Equities on Wall Street headed further into negative territory on Monday, still feeling the sting of the no-nonsense speech Federal Reserve Chair Jerome Powell last week.
The Fed warned of "pain" ahead for Americans in the battle against inflation, with no chance interest rates would be coming down anytime soon.
Powell "didn't splash some cold water on the stock market's face. He dumped a whole bucket of ice water on it and the stock market wasn't ready for the ice bucket challenge," said Briefing.com analyst Patrick J O'Hare.

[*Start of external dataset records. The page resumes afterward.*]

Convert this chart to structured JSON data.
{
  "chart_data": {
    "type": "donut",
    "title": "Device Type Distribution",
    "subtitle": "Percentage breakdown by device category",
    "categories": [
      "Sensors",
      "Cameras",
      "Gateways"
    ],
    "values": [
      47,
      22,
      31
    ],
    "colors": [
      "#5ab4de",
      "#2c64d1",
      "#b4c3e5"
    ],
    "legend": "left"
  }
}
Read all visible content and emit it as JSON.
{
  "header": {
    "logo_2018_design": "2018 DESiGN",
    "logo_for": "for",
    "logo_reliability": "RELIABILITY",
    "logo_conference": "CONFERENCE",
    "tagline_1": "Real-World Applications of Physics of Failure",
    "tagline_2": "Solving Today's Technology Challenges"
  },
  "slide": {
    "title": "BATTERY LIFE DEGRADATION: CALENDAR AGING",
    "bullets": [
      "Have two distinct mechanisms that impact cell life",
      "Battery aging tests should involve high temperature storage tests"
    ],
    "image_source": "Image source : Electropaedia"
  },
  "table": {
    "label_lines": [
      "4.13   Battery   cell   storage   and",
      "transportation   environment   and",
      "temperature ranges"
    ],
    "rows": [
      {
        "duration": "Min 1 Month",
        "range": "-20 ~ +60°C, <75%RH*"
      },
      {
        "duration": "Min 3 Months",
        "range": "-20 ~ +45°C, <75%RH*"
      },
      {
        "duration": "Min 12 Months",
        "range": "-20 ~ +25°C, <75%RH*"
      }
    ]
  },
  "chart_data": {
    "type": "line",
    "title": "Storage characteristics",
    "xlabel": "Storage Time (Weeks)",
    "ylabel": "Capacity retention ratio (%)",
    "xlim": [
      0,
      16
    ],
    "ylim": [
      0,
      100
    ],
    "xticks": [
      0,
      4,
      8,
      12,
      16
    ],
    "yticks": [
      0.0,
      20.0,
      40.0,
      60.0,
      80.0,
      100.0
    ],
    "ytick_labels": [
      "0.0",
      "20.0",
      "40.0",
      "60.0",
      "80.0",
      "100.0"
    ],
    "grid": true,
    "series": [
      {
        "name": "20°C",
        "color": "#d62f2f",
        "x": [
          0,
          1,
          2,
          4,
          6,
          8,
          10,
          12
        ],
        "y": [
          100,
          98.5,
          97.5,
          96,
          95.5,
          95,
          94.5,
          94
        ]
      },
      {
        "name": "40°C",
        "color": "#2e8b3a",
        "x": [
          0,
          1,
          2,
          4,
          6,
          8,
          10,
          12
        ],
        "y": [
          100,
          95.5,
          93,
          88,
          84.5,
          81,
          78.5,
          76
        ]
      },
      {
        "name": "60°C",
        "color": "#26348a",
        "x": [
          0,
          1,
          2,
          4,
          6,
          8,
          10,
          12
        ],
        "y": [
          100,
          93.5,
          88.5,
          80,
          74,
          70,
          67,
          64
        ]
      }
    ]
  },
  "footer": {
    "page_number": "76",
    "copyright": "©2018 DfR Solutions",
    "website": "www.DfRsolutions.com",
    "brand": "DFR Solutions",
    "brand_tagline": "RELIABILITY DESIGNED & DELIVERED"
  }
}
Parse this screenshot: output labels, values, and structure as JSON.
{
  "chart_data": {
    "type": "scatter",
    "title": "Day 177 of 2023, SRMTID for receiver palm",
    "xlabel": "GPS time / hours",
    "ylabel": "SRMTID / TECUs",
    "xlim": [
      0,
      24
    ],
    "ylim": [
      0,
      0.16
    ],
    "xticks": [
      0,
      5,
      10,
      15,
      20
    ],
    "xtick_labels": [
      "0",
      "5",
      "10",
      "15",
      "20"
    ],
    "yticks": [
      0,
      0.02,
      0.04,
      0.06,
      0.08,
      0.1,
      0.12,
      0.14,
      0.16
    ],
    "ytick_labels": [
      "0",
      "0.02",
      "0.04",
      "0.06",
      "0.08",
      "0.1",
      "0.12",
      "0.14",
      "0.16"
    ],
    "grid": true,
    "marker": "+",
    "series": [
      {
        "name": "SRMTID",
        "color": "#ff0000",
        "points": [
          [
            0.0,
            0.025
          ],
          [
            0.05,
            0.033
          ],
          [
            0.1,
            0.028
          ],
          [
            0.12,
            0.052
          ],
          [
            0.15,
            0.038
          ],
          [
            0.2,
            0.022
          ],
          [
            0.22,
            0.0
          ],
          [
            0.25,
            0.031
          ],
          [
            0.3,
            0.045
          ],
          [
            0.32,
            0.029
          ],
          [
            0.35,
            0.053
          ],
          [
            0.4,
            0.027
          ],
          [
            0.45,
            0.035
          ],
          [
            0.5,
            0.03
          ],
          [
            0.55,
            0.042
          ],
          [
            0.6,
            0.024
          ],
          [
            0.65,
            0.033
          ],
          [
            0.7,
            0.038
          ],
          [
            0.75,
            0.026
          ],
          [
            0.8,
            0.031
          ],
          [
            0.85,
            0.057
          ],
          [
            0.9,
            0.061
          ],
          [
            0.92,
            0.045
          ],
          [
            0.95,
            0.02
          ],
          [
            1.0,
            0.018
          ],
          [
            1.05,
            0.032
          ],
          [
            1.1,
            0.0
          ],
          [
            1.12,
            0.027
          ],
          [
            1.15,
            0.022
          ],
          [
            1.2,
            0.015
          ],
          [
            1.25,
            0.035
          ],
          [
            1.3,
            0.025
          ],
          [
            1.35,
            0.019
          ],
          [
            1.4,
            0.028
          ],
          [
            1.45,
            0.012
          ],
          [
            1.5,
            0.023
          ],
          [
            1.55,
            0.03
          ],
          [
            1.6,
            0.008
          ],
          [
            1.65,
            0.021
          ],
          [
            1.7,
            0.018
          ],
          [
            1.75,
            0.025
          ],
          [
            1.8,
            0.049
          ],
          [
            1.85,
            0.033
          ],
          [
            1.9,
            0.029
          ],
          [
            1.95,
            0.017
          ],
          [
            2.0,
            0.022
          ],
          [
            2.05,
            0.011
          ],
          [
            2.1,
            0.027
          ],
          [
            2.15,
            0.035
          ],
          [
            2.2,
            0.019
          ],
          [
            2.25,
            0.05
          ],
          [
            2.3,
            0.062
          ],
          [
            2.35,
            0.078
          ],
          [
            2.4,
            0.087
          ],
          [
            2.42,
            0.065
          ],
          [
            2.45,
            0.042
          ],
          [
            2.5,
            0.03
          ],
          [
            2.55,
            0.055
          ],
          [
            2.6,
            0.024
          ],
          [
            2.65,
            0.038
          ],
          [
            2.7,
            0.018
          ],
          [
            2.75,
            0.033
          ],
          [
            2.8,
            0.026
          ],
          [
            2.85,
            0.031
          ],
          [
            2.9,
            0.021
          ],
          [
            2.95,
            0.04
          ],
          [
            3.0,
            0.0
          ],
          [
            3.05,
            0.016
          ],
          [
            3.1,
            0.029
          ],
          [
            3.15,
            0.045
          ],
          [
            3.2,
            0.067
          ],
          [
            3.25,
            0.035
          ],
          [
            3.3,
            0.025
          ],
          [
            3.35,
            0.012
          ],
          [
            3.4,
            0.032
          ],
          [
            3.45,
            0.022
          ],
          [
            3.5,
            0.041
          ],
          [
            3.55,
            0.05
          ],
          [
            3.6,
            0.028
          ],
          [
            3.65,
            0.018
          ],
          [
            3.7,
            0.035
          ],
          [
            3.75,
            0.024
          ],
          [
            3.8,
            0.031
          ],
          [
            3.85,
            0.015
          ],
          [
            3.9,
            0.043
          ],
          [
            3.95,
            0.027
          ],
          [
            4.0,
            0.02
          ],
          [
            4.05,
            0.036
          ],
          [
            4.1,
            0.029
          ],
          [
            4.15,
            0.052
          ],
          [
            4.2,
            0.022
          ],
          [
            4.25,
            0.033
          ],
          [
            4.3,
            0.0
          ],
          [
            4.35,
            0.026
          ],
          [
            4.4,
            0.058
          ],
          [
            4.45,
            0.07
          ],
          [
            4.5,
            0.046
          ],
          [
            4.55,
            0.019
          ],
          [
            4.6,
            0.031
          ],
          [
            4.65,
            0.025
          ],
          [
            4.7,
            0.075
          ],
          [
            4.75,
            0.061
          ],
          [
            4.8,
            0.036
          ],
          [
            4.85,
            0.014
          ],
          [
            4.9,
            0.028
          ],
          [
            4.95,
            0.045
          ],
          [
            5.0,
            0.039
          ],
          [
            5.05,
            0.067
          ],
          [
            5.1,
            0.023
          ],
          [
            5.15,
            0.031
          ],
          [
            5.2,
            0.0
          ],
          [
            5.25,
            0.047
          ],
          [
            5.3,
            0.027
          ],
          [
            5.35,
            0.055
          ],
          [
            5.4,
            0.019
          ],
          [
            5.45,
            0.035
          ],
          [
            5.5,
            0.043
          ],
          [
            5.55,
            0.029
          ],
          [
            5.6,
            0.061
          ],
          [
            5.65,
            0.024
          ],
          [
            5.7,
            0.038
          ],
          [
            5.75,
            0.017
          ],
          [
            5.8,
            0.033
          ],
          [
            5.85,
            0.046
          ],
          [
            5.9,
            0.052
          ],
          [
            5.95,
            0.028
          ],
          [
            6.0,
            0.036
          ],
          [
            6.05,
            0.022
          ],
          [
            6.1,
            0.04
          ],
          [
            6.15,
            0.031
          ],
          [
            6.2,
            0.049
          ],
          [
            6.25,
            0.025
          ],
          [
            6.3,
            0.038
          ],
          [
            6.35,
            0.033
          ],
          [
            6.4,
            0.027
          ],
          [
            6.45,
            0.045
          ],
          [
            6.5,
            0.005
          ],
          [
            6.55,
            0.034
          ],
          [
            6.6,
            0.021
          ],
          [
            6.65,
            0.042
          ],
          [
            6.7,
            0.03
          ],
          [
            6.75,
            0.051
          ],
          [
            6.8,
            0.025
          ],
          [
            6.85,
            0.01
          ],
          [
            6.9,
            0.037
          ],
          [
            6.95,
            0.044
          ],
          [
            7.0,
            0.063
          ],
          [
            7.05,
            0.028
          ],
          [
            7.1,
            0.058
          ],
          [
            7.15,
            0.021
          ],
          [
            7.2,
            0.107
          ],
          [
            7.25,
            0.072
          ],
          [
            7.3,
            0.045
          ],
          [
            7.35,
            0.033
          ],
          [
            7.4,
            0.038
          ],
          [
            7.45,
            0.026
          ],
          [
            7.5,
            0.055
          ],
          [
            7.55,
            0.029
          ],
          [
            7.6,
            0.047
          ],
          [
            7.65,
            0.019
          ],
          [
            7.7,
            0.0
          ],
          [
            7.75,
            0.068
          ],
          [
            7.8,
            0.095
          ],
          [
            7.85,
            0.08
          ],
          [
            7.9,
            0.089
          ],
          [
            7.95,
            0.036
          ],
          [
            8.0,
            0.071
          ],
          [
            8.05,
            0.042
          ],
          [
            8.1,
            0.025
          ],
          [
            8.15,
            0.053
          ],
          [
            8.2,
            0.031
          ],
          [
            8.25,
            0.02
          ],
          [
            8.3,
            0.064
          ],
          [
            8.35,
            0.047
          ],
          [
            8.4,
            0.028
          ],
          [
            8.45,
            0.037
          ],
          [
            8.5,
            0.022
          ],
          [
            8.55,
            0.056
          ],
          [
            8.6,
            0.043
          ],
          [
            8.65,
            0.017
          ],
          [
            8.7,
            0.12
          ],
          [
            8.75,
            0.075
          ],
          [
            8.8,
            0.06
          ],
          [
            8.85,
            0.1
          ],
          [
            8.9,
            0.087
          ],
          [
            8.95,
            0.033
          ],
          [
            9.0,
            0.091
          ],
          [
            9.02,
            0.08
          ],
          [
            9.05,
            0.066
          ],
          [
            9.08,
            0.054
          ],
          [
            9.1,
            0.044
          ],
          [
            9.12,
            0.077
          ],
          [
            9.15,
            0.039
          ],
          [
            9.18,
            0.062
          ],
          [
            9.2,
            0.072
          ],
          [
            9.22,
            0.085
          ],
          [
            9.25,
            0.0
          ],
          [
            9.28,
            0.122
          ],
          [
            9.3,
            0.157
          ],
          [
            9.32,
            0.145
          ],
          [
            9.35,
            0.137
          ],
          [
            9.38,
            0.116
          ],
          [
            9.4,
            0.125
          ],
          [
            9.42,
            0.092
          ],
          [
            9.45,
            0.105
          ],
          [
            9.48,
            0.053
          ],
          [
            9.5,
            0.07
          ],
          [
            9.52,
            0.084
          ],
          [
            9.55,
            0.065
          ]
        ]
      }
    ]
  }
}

The blue-chip Dow on Friday lost more than 1,000 points, its worst single-day point loss since mid-May, while all three major indices dropped three percent or more.
About 15 minutes into the trading session, the Dow Jones Industrial Average dropped 0.7 percent to 32,055.99.
The broad-based S&P 500 fell 0.6 percent to 4,035.3, while the tech-rich Nasdaq Composite Index shed 0.3 percent to 12,102.38.
O'Hare said there might be a chance for bargain-hunters to come looking for buying opportunities, which could ease some of the losses.
The week will bring key items for the Fed and markets, including the all-important August employment report on Friday.
Powell and his fellow policymakers want to see signs the overly-strong labor market is cooling, which would deflate wage pressures in the economy.
But in his speech to the annual central banking symposium in Jackson Hole, Wyoming, Powell cautioned that even with some good news on prices the Fed will continue to act "forcefully" to bring inflation from a 40-year high back to the Fed's two percent target, and rates will stay high for some time.